Things to Consider for Your Dehumidifier
Dehumidifiers primarily remove moisture from the room and need to work a little harder when the room temperature is warm. Therefore, siding it alongside an air-conditioner would help counteract the heat produced from the dehumidifier and help reduce the overall electricity used. You’d be hitting two birds with one stone using this method.
If your current air-conditioner is just not cutting it, consider purchasing one with a high Energy Star rating. These models cost less to run as they have a higher capacity to do the job in a shorter period of time. They, therefore, save you an eye-watering electricity bill.
Or, if you are on a budget, a portable air-conditioning unit machine that comes with a hose could be used to dissipate hot air outside through a vent hole you could drill yourself.
If you’re using a dehumidifier in a smaller room, there is a smaller area of space for air to circulate. Therefore, the heat generated will be more noticeable, as opposed to a large room. So it could be that just moving your dehumidifier to a part of the house that’s bigger in space might reduce the overall heat you feel and reduce humidity levels.
Dehumidifiers on the market vary with how many pints of water they can collect in a day; it ranges from about 25 to 70 pints per day.
Dehumidifiers with more capacity will remove more moisture during the day in a shorter period and result in a more efficient operation. This means it can be switched off sooner, overall a bonus in less power consumption and less heat added to your air temperature.
When purchasing a dehumidifier, the size is just as important as whether it has an Energy Star rating. This is a measure of how efficient it is in saving you electricity and costing you less money.
Measures to Put in Place to Reduce Heat Production
We know that all dehumidifiers will produce heat. But we can do a few things aside from picking a higher capacity model or pairing it with an air-conditioner. These tips improve the general heat efficiency in your home, thereby reducing the overall need for using a dehumidifier for extended periods and so less heat production!
- Curtains are usually used to reduce the amount of sun energy seeping into your room, but they aren’t as effective as window films with some UV protection that radiate the sun’s light away from the glass. These will prevent your window glass from soaking in some of the heat.
- Check around your home for how well doors and windows are sealed as well as cracks in the wall. It’s essential to seal or tighten these up as outdoor air is the source of humidity. You could have your dehumidifier running all day and night and still not entirely remove the moisture in the air due to cracks around window panels that could be letting inflows of humid air! Not only is this a waste of electricity but also super inefficient and expensive!
- Most DIY stores have weatherstripping available. These are pieces of rubber and foam that you cut and install around doors to ensure its air-tight. Try putting on some weatherstripping on the door that separates the room from the rest of your house.
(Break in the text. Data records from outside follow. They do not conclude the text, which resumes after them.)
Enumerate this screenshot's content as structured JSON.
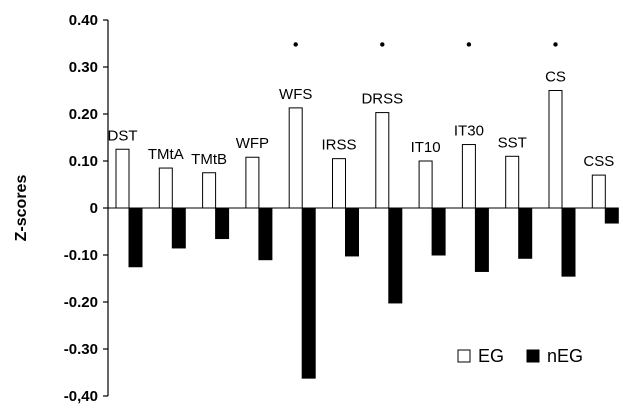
{
  "chart_data": {
    "type": "bar",
    "ylabel": "Z-scores",
    "ylim": [
      -0.4,
      0.4
    ],
    "y_ticks": [
      "0.40",
      "0.30",
      "0.20",
      "0.10",
      "0",
      "-0.10",
      "-0.20",
      "-0.30",
      "-0,40"
    ],
    "categories": [
      "DST",
      "TMtA",
      "TMtB",
      "WFP",
      "WFS",
      "IRSS",
      "DRSS",
      "IT10",
      "IT30",
      "SST",
      "CS",
      "CSS"
    ],
    "series": [
      {
        "name": "EG",
        "values": [
          0.125,
          0.085,
          0.075,
          0.108,
          0.213,
          0.105,
          0.203,
          0.1,
          0.135,
          0.11,
          0.25,
          0.07
        ]
      },
      {
        "name": "nEG",
        "values": [
          -0.125,
          -0.085,
          -0.065,
          -0.11,
          -0.362,
          -0.102,
          -0.202,
          -0.1,
          -0.135,
          -0.107,
          -0.145,
          -0.032
        ]
      }
    ],
    "significance_markers": [
      "",
      "",
      "",
      "",
      "•",
      "",
      "•",
      "",
      "•",
      "",
      "•",
      ""
    ],
    "legend_position": "bottom-right",
    "grid": false
  },
  "colors": {
    "EG": "#ffffff",
    "nEG": "#000000",
    "outline": "#000000"
  }
}
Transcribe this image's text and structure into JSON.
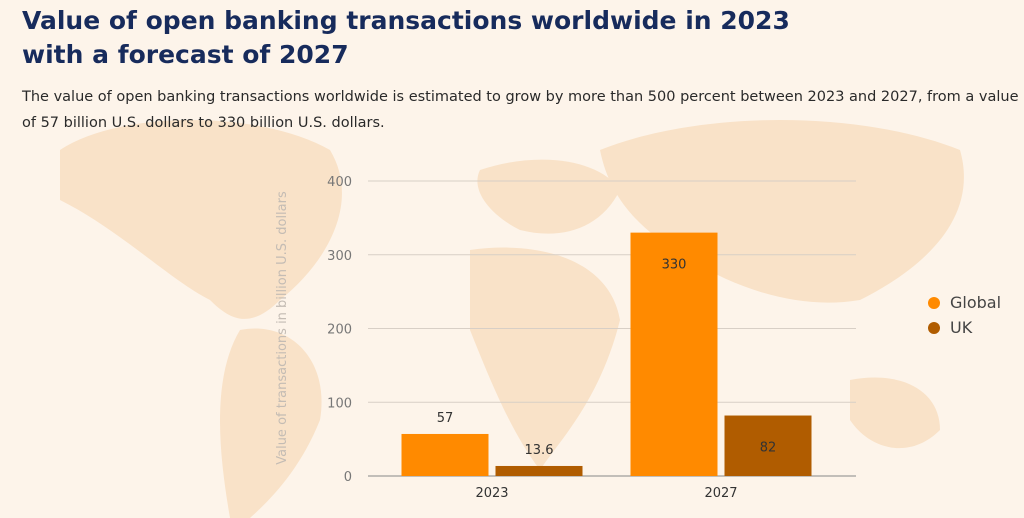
{
  "title": "Value of open banking transactions worldwide in 2023 with a forecast of 2027",
  "subtitle": "The value of open banking transactions worldwide is estimated to grow by more than 500 percent between 2023 and 2027, from a value of 57 billion U.S. dollars to 330 billion U.S. dollars.",
  "colors": {
    "background": "#fdf4ea",
    "map": "#f9e2c8",
    "title": "#172b5c",
    "global": "#ff8a00",
    "uk": "#b05c00"
  },
  "chart_data": {
    "type": "bar",
    "categories": [
      "2023",
      "2027"
    ],
    "series": [
      {
        "name": "Global",
        "values": [
          57,
          330
        ],
        "labels": [
          "57",
          "330"
        ]
      },
      {
        "name": "UK",
        "values": [
          13.6,
          82
        ],
        "labels": [
          "13.6",
          "82"
        ]
      }
    ],
    "ylabel": "Value of transactions in billion U.S. dollars",
    "xlabel": "",
    "ylim": [
      0,
      400
    ],
    "yticks": [
      "0",
      "100",
      "200",
      "300",
      "400"
    ],
    "grid": true,
    "legend_position": "right"
  }
}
It could be a possible solution in improving the level of humidity and making things more energy efficient.
A dehumidifier is a valuable home appliance that works to eliminate issues like dampness, mold, and bacteria, giving you fresher living space.
It tends to have some drawbacks, though, in that it works by sucking in damp air, releasing dried warm air. Thus, it can result in a temperature increase in a room, which doesn’t help during the summer months. There are plenty of ways to counteract this issue.
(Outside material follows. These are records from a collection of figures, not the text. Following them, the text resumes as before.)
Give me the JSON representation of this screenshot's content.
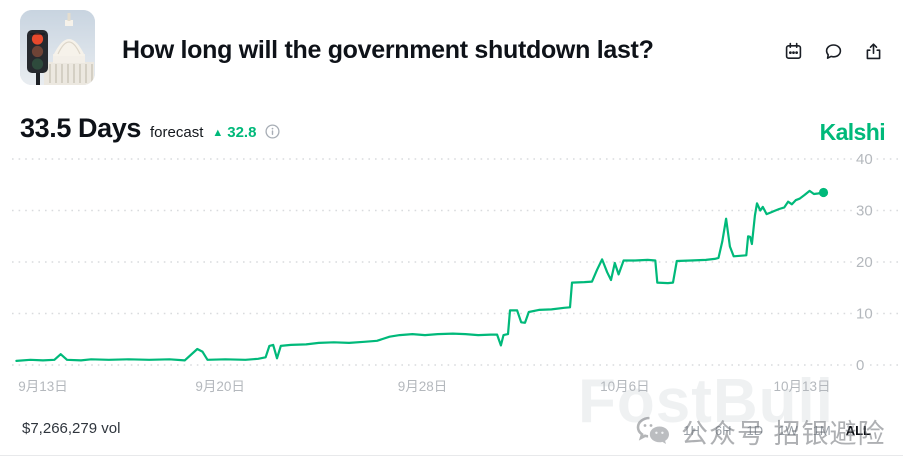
{
  "header": {
    "title": "How long will the government shutdown last?",
    "action_icons": [
      "calendar",
      "comment",
      "share"
    ]
  },
  "forecast": {
    "value": "33.5 Days",
    "label": "forecast",
    "change_direction": "up",
    "change_arrow": "▲",
    "change_value": "32.8"
  },
  "brand": {
    "name": "Kalshi"
  },
  "chart_data": {
    "type": "line",
    "title": "",
    "xlabel": "",
    "ylabel": "",
    "ylim": [
      0,
      42
    ],
    "y_ticks": [
      0,
      10,
      20,
      30,
      40
    ],
    "x_ticks": [
      {
        "label": "9月13日",
        "day": 0
      },
      {
        "label": "9月20日",
        "day": 7
      },
      {
        "label": "9月28日",
        "day": 15
      },
      {
        "label": "10月6日",
        "day": 23
      },
      {
        "label": "10月13日",
        "day": 30
      }
    ],
    "grid": "dotted-horizontal",
    "legend": "none",
    "end_dot": true,
    "series": [
      {
        "name": "forecast_days",
        "points": [
          [
            -1.05,
            0.8
          ],
          [
            -0.5,
            1.0
          ],
          [
            0.0,
            0.9
          ],
          [
            0.45,
            1.0
          ],
          [
            0.7,
            2.1
          ],
          [
            0.95,
            1.0
          ],
          [
            1.5,
            0.9
          ],
          [
            1.9,
            1.1
          ],
          [
            2.6,
            1.0
          ],
          [
            3.4,
            1.1
          ],
          [
            4.2,
            1.0
          ],
          [
            5.0,
            1.1
          ],
          [
            5.6,
            0.9
          ],
          [
            6.1,
            3.1
          ],
          [
            6.3,
            2.6
          ],
          [
            6.5,
            1.0
          ],
          [
            7.2,
            1.1
          ],
          [
            8.0,
            1.0
          ],
          [
            8.5,
            1.2
          ],
          [
            8.8,
            1.5
          ],
          [
            8.95,
            3.7
          ],
          [
            9.1,
            3.9
          ],
          [
            9.25,
            1.3
          ],
          [
            9.4,
            3.7
          ],
          [
            9.8,
            3.9
          ],
          [
            10.4,
            4.0
          ],
          [
            10.9,
            4.3
          ],
          [
            11.5,
            4.4
          ],
          [
            12.1,
            4.3
          ],
          [
            12.7,
            4.5
          ],
          [
            13.2,
            4.7
          ],
          [
            13.7,
            5.5
          ],
          [
            14.1,
            5.8
          ],
          [
            14.6,
            6.0
          ],
          [
            15.1,
            5.8
          ],
          [
            15.6,
            6.0
          ],
          [
            16.2,
            6.1
          ],
          [
            16.7,
            6.0
          ],
          [
            17.2,
            5.8
          ],
          [
            17.7,
            5.9
          ],
          [
            17.95,
            5.9
          ],
          [
            18.1,
            3.8
          ],
          [
            18.2,
            5.8
          ],
          [
            18.38,
            6.0
          ],
          [
            18.46,
            10.6
          ],
          [
            18.74,
            10.6
          ],
          [
            18.9,
            8.3
          ],
          [
            19.05,
            8.2
          ],
          [
            19.2,
            10.3
          ],
          [
            19.6,
            10.7
          ],
          [
            20.1,
            10.8
          ],
          [
            20.6,
            11.1
          ],
          [
            20.83,
            11.2
          ],
          [
            20.91,
            16.0
          ],
          [
            21.4,
            16.1
          ],
          [
            21.7,
            16.2
          ],
          [
            21.9,
            18.5
          ],
          [
            22.1,
            20.5
          ],
          [
            22.3,
            18.0
          ],
          [
            22.45,
            16.5
          ],
          [
            22.6,
            19.8
          ],
          [
            22.75,
            17.6
          ],
          [
            22.95,
            20.3
          ],
          [
            23.4,
            20.3
          ],
          [
            23.9,
            20.4
          ],
          [
            24.2,
            20.3
          ],
          [
            24.28,
            16.0
          ],
          [
            24.7,
            15.9
          ],
          [
            24.9,
            16.0
          ],
          [
            25.05,
            20.2
          ],
          [
            25.6,
            20.3
          ],
          [
            26.2,
            20.4
          ],
          [
            26.55,
            20.6
          ],
          [
            26.7,
            20.8
          ],
          [
            26.85,
            24.0
          ],
          [
            27.0,
            28.4
          ],
          [
            27.15,
            23.0
          ],
          [
            27.3,
            21.1
          ],
          [
            27.55,
            21.2
          ],
          [
            27.8,
            21.3
          ],
          [
            27.87,
            25.0
          ],
          [
            27.95,
            24.9
          ],
          [
            28.02,
            23.5
          ],
          [
            28.14,
            29.0
          ],
          [
            28.22,
            31.4
          ],
          [
            28.35,
            30.0
          ],
          [
            28.45,
            30.7
          ],
          [
            28.6,
            29.3
          ],
          [
            28.75,
            29.6
          ],
          [
            28.9,
            29.9
          ],
          [
            29.1,
            30.3
          ],
          [
            29.3,
            30.6
          ],
          [
            29.45,
            31.7
          ],
          [
            29.6,
            31.2
          ],
          [
            29.75,
            32.0
          ],
          [
            29.9,
            32.3
          ],
          [
            30.1,
            33.0
          ],
          [
            30.3,
            33.8
          ],
          [
            30.47,
            33.2
          ],
          [
            30.63,
            33.3
          ],
          [
            30.85,
            33.5
          ]
        ]
      }
    ]
  },
  "footer": {
    "volume": "$7,266,279 vol",
    "time_ranges": [
      "1H",
      "6H",
      "1D",
      "1W",
      "1M",
      "ALL"
    ],
    "active_range": "ALL"
  },
  "watermarks": {
    "wechat_text": "公众号 招银避险",
    "large_text": "FostBull"
  },
  "colors": {
    "accent_green": "#00b97a",
    "grid": "#d9dbde",
    "tick_label": "#b4b8bd"
  }
}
Going through the considerations mentioned above can narrow down the issues you may be having with your dehumidifier producing heat. Alongside this, consider the measures you could take to improve the general energy wastage in your area of question.
Inconspicuous areas around the house that could be costing money can easily be done up, resulting in less heat production, better electrical energy usage, and improved humidity levels.